AWS, whose operating income contributed some three-quarters of the $1.9 billion earned by its parent in the first quarter of 2018, owns around a third of the public cloud. Microsoft’s cloud businesses turned over $6 billion, outpacing AWS ($5.4 billion) thanks to its prevalence in software-as-a-service cloud offerings for enterprise users. Although Google doesn’t break out cloud revenues, the $4.4 billion it earned from activities other than search-driven advertising rose 36% year-on-year in the first quarter.

Born out of the selling of e-commerce software to third-party merchants and launched initially in 2002, AWS essentially pioneered the infrastructure-as-a-service segment of a cloud marketplace that last year was worth $180 billion worldwide, according to Reno-based Synergy Research Group. While significant, and with growth rates that outpaced those at AWS, competitors across the cloud spectrum such as Oracle, IBM and China’s Alibaba have yet to threaten Amazon’s dominance, whose earnings routinely exceed those of the next four biggest competitors combined.

Last year, AWS introduced more than 1.400 new features and services, extending its streak of consecutive quarters with at least a third of the overall cloud market to 12, according to Synergy.

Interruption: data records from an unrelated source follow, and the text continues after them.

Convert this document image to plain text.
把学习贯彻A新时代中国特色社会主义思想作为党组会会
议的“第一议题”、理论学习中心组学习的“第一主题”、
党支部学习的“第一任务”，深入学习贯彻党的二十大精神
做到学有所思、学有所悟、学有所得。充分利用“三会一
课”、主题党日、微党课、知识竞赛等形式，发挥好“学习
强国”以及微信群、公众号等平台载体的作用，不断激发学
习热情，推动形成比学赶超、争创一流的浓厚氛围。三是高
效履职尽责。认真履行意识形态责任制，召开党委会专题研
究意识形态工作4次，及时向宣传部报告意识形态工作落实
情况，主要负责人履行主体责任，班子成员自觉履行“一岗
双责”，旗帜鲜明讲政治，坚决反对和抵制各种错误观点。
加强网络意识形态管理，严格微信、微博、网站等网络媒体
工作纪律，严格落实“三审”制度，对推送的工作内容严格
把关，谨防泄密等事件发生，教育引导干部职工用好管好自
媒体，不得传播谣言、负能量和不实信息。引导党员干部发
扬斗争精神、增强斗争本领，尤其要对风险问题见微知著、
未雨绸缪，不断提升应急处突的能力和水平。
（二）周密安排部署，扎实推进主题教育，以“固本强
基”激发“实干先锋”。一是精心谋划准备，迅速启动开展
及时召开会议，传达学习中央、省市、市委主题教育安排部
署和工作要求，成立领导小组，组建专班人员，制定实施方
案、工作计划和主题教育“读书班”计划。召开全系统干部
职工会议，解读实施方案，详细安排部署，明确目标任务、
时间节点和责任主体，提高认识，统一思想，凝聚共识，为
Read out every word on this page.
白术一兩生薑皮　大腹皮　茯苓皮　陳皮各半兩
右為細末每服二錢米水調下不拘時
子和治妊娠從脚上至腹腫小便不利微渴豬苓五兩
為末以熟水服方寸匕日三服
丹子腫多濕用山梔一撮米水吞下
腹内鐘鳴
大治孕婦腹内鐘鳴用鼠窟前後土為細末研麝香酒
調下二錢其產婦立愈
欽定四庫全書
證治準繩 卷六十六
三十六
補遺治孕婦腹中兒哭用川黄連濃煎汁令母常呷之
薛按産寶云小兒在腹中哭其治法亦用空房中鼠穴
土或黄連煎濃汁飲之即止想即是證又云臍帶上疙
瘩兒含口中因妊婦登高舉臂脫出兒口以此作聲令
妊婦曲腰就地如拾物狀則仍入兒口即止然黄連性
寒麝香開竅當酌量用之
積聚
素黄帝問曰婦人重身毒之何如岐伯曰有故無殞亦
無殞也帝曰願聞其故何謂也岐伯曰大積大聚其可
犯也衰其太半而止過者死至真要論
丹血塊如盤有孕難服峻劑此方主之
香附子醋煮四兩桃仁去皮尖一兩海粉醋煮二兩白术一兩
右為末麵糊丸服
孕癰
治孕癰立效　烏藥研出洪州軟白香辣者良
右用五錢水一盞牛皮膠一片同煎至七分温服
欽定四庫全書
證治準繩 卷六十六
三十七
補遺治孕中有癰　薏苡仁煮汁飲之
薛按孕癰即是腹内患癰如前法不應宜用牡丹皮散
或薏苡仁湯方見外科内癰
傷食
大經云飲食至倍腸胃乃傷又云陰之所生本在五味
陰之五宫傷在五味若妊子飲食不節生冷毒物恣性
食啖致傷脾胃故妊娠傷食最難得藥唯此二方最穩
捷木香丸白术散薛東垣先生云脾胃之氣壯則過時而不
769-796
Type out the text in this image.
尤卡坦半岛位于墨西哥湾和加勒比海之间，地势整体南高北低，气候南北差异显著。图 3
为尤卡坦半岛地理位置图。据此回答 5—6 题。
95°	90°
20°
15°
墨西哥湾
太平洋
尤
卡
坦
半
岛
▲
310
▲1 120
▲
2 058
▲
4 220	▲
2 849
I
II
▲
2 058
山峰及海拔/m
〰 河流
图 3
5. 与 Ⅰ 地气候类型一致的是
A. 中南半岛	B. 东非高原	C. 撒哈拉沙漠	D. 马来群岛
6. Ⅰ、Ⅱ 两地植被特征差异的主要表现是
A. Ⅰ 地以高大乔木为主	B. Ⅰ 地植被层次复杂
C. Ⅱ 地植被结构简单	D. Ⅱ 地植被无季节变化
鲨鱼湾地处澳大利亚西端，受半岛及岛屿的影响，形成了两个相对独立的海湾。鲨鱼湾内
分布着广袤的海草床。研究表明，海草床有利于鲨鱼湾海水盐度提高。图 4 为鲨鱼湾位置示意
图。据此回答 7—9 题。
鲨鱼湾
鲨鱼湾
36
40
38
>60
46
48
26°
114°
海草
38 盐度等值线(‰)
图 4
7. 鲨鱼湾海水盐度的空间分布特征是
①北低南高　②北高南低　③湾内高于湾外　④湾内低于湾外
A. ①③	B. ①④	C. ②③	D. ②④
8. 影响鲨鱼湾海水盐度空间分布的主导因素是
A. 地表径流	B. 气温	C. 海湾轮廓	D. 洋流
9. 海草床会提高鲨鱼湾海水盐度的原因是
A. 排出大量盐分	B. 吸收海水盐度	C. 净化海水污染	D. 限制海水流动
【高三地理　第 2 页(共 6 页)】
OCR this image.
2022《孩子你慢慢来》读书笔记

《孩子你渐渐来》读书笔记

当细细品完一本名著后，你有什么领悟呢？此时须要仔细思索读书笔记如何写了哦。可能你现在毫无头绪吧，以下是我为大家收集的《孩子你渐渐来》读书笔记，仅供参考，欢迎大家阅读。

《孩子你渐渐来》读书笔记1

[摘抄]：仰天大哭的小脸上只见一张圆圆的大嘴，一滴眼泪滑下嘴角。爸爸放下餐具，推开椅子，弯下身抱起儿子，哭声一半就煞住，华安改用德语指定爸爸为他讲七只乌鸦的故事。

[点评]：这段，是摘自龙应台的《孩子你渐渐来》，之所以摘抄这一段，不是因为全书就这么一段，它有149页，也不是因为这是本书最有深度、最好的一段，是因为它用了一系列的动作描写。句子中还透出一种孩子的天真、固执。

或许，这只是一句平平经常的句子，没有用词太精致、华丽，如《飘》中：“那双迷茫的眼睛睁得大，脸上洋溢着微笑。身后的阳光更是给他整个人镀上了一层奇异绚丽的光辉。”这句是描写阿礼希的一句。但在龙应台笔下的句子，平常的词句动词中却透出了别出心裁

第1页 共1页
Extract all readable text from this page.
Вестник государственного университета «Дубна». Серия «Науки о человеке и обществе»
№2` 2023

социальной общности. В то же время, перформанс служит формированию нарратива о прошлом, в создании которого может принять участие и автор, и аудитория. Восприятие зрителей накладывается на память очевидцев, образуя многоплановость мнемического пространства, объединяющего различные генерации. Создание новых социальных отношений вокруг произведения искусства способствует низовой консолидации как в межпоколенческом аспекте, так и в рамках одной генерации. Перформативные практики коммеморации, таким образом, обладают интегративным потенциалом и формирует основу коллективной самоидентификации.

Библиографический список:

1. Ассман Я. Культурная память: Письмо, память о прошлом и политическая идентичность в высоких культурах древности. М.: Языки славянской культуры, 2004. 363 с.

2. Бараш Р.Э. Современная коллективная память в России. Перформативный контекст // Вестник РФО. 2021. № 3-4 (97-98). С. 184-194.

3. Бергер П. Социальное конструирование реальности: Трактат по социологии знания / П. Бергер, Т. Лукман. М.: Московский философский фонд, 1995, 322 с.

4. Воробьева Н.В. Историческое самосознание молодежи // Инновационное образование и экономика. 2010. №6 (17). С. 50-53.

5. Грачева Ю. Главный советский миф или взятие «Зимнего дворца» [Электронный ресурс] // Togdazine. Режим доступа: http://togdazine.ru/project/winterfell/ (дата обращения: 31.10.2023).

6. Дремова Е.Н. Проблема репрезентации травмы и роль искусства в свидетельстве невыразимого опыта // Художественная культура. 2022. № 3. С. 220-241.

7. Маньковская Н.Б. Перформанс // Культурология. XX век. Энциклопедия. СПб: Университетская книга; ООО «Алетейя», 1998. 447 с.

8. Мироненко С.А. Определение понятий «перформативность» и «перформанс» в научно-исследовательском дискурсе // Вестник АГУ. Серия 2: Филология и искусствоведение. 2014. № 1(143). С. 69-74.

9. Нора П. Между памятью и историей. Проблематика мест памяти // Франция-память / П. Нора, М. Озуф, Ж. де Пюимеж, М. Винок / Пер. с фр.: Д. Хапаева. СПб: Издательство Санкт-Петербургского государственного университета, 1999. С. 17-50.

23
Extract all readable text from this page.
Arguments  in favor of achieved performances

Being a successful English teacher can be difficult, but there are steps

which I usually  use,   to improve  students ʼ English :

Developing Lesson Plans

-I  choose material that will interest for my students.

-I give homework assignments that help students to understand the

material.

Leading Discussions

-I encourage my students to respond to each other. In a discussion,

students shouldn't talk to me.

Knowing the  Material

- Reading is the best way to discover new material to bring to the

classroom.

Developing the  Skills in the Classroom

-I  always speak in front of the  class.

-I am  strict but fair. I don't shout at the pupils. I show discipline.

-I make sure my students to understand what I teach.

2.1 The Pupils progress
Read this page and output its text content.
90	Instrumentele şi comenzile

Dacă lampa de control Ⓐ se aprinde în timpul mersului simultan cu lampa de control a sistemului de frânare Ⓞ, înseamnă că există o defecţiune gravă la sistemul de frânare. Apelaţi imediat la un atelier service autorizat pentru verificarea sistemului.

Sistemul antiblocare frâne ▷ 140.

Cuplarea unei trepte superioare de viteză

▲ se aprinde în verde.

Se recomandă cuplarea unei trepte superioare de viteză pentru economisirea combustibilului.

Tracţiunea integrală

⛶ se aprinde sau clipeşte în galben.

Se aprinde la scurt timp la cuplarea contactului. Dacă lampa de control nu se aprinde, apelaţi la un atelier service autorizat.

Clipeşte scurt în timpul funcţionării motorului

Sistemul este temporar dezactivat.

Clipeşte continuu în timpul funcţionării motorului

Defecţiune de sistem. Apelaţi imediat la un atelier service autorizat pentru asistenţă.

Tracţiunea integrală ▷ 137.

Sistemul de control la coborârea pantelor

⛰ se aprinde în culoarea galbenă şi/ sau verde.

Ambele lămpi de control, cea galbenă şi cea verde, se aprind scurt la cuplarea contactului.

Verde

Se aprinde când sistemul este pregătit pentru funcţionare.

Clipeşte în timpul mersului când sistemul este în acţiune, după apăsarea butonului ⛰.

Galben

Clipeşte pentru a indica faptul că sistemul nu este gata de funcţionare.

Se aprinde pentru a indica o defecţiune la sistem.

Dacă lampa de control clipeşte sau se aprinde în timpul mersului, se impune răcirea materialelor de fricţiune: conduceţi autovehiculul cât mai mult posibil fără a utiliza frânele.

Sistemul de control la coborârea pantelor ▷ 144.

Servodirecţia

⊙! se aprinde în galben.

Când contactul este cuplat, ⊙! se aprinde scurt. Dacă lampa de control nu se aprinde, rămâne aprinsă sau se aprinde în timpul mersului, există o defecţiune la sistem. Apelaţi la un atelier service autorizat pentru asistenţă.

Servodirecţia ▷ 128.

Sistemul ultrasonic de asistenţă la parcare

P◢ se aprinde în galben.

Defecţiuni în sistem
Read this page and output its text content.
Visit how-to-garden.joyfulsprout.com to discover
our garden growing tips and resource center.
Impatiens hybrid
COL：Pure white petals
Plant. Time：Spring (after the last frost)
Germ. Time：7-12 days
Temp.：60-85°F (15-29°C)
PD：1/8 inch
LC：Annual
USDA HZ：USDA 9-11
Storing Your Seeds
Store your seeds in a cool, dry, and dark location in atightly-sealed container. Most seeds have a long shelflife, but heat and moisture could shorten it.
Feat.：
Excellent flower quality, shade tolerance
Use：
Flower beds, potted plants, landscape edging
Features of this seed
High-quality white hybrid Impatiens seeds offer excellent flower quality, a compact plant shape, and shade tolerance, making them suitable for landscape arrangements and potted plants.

Introducing the Intelligent Cloud

Hence the decision by Microsoft to open its flagship operating system to external developers for the creation of what Nardella calls “multi-sense” applications that tie the intelligent edge together with an “intelligent cloud.” Coupled with a push to augment the company’s Office 365 bundled software product to the level of operating system for devices, including enhancements for near- and far-field communication, Microsoft’s drive to integrate the platforms that support personal digital assistants illustrates its aim to separate advanced technologies from the devices on which they operate – as well as to cash in on the consumer trend driving uptake of the public cloud.

Google offers users a similar product, the Google Assistant, which earlier this month announced that the number of devices with which it integrates now tops 5,000, representing a threefold-plus increase in just a few months and a total that Google compared with the 4,000 devices that it said could integrate with Alexa.

Amazon’s quick rebuttal – it says Alexa now integrates with 12,000 devices – as well as the divide arising from a decision to not offer smart-home devices from Google-owned Nest on its e-commerce portal make collaboration of the kind it enjoys with Microsoft appear a non-starter. That both Microsoft’s Build and Google’s I/O events this year were scheduled on the same day appears to be no coincidence.